The Rupununi Essence project gives the indigenous peoples the opportunity to promote renewable exploration and preservation of Guyana’s forest and biodiversity. It will directly benefit hinterland communities, from the crab wood oil producers, to the soap makers, making the environmentally sustainable extraction of the oil more economically viable and provides potential for further research and development of ancient medicinal knowledge into modern natural skin care.

Minister of Indigenous Peoples’ Affairs, Sydney Allicock and Minister within the Ministry, Valerie Garrido-Lowe, , Amna Ally, Business, Dominic Gaskin and Citizenship, Winston Felix, Speaker of the National Assembly, Dr. Barton Scotland, Professor Suresh Narine, Director IAST, Dr. Patrick Chesney of the United Nations Development Programme and representatives from various Indigenous organisations were present at the launch.

Dr. Narine explained that as the world faces issues of climate change and poverty, the knowledge that the Indigenous peoples have, offer smart solutions to these problems.

“As we approach this nexus of terrible challenges, I firmly believe that the knowledge that our indigenous peoples have, offers elegant solutions to what we must do as a planet, certainly their approach to conservation is what many of us on the coastland need to not only learn, but inculcate,” Professor Narine pointed out.

Minister Allicock congratulated all those who were involved in the realisation of this project, and hoped that other groups will follow with similar ventures.

“You have demonstrated the will to stay close to your culture, and heritage. You have therefore helped with the preservation, growth and development of your culture, customs and practices…This is very important and this is the only to allow all the living things to survive within the ecosystem, “Minister Allicock said.

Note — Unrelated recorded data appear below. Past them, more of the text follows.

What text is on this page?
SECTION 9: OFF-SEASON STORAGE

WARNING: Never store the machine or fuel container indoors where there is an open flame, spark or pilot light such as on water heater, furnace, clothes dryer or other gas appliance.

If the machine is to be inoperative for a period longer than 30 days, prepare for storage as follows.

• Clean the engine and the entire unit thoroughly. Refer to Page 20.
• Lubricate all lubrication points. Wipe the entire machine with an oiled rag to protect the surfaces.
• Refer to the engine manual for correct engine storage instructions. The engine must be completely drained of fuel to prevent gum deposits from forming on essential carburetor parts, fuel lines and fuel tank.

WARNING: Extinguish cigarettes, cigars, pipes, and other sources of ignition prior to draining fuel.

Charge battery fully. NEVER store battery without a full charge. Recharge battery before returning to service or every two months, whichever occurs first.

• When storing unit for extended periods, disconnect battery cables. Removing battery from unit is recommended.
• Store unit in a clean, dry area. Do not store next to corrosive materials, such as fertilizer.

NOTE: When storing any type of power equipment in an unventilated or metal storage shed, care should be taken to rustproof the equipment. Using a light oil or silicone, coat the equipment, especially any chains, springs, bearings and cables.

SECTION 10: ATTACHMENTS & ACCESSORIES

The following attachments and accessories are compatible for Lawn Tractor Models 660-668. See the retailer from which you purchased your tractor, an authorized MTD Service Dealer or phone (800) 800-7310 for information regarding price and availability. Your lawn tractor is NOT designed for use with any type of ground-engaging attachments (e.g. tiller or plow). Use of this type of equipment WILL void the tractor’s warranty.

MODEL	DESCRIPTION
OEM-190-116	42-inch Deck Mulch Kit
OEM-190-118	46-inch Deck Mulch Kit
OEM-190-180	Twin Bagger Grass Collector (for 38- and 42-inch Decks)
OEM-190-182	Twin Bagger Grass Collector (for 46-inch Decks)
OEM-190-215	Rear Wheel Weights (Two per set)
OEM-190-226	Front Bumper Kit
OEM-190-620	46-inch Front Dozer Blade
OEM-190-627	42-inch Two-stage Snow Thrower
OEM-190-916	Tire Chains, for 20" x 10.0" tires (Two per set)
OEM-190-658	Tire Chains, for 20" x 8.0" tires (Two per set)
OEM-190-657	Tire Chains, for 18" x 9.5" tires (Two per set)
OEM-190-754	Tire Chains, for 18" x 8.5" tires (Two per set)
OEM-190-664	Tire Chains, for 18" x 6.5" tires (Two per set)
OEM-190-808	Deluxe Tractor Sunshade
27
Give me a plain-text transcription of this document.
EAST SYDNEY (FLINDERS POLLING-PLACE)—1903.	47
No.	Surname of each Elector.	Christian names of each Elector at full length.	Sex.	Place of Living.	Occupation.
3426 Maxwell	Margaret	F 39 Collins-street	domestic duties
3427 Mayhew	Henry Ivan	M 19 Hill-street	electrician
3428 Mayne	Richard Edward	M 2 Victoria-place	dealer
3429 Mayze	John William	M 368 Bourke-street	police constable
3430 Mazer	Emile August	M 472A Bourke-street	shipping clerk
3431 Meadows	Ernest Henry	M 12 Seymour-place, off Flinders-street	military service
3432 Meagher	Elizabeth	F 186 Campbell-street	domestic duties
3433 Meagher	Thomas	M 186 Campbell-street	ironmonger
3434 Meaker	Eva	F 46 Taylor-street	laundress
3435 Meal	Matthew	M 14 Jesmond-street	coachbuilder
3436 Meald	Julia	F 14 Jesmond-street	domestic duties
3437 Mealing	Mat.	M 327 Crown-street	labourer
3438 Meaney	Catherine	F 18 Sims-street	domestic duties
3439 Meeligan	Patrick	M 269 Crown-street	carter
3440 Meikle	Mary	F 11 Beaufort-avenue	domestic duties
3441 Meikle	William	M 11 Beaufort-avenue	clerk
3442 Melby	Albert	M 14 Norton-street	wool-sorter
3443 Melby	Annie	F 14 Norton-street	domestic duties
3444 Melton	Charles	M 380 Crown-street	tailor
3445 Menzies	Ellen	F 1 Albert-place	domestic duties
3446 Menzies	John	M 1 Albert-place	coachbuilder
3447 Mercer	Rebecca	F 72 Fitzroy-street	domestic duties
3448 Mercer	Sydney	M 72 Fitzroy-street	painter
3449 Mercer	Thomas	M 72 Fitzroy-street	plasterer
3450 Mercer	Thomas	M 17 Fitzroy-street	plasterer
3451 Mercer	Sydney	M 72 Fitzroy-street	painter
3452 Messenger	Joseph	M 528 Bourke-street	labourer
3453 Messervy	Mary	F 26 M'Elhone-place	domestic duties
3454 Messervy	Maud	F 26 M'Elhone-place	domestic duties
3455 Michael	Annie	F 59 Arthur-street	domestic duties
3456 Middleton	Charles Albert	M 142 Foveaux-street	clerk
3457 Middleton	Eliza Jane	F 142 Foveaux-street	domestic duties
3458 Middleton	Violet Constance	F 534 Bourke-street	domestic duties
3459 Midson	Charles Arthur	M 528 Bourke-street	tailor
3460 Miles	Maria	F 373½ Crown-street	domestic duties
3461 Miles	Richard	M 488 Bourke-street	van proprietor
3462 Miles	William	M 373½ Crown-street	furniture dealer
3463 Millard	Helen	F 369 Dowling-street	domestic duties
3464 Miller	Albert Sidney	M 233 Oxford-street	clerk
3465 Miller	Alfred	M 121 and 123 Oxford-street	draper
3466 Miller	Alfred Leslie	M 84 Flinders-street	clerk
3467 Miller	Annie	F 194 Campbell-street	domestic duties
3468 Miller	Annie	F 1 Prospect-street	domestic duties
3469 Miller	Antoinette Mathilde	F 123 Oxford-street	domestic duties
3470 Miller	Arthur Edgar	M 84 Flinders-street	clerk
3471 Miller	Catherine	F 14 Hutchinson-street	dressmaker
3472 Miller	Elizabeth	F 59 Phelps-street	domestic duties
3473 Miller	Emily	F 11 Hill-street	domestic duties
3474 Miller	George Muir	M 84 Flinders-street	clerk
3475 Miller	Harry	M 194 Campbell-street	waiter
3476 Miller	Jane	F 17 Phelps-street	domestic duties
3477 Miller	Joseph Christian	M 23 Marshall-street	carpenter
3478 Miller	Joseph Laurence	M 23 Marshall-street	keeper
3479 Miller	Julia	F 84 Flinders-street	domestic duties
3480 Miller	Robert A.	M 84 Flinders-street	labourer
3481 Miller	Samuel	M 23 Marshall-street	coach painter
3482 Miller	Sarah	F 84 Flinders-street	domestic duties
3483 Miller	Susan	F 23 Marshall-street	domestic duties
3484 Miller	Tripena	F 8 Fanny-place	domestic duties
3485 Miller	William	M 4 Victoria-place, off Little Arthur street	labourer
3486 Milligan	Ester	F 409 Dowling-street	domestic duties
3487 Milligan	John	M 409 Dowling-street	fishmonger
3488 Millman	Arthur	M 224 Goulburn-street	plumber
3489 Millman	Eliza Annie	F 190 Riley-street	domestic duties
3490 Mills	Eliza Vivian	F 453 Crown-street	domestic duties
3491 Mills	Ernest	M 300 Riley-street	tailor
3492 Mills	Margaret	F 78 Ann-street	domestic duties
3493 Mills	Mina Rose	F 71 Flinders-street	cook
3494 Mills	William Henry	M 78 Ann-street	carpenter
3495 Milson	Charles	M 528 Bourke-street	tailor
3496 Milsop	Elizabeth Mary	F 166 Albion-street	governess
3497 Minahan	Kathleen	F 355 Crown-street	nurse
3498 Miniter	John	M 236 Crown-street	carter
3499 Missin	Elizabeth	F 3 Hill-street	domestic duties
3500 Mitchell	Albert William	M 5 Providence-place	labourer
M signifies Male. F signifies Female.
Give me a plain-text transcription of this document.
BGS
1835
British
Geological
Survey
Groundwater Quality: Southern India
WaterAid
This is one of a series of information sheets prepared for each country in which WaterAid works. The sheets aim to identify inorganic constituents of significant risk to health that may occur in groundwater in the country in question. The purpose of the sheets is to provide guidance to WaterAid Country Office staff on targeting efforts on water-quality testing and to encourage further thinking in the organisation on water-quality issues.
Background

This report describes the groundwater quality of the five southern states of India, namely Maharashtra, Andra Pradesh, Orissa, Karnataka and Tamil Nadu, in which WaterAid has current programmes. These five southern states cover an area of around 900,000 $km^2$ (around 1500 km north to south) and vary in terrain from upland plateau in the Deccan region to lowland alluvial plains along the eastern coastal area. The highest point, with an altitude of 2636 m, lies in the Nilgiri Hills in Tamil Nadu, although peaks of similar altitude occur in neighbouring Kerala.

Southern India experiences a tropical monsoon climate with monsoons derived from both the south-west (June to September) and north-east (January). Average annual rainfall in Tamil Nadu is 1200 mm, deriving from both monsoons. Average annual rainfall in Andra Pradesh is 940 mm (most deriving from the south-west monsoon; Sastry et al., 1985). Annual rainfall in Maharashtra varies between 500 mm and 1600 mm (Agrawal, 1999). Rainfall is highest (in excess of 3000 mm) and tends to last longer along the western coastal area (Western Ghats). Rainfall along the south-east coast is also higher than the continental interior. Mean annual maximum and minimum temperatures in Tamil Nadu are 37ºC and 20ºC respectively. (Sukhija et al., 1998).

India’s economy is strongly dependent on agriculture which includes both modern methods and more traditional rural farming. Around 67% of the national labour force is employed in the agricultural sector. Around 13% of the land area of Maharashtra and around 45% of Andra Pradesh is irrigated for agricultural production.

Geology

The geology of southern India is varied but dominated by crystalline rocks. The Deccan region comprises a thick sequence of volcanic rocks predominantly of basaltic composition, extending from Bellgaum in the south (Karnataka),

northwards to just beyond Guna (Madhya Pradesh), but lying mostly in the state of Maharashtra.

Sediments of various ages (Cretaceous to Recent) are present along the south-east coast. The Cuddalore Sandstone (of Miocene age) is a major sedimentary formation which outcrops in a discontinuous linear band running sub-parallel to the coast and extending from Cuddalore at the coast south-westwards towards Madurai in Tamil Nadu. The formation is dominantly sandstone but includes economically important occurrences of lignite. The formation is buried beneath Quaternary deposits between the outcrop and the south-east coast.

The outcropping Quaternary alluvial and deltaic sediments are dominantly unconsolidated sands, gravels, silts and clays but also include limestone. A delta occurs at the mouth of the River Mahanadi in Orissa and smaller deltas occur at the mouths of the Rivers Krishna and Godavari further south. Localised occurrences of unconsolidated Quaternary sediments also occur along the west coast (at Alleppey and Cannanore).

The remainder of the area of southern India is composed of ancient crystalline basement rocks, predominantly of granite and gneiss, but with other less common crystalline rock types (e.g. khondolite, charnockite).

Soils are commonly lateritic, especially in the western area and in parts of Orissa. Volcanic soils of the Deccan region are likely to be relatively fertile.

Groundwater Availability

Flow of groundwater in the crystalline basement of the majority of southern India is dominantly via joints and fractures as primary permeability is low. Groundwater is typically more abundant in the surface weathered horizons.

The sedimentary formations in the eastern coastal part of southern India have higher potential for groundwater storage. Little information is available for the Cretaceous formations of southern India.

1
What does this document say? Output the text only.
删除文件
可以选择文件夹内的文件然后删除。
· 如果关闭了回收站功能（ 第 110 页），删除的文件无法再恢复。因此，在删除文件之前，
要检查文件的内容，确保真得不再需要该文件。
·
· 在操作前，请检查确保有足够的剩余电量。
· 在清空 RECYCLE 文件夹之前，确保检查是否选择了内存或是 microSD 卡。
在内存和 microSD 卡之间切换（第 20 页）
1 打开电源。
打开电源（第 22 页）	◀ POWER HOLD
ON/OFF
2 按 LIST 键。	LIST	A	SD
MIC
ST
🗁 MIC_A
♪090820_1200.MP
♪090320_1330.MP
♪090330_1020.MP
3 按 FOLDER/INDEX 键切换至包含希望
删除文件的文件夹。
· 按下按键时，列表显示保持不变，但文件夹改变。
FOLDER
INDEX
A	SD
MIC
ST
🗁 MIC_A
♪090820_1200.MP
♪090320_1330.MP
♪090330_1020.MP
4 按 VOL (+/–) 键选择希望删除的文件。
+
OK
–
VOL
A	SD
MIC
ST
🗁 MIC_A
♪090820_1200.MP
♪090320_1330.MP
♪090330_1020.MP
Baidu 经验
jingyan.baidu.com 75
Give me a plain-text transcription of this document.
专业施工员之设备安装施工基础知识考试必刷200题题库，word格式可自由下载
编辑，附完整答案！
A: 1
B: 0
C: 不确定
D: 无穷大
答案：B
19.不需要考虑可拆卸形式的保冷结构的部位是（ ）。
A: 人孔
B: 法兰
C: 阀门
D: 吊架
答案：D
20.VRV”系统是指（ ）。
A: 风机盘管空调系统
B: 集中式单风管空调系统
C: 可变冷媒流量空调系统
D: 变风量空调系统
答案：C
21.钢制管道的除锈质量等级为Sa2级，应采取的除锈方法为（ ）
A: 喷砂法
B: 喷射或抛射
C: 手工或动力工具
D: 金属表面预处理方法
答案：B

A section of those gathered at the Launch of the Rupununi Essence at the Sophia Exhibition Centre

A section of those gathered at the Launch of the Rupununi Essence at the Sophia Exhibition Centre

According to Minister Ally, this event was of great significance not only to the Makushi people, but indigenous peoples across the country; because it showcased the novel and innovative mechanisms that can be employed to produce products such as the Rupununi Essence Brand.

This project was conceptualised following the signing of a Memorandum of Understanding   (MOU) with the Ministries of Social Cohesion, Indigenous Peoples’ Affairs and IAST, aimed at alleviating poverty, and promoting community-based enterprise and cohesion.

The liquid and bar cleanser is a makeup and acne remover. It will not only benefit the skin, but is an authentic Indigenous people’s product. This Essence skincare product will soon be available at supermarkets countrywide at just $2000.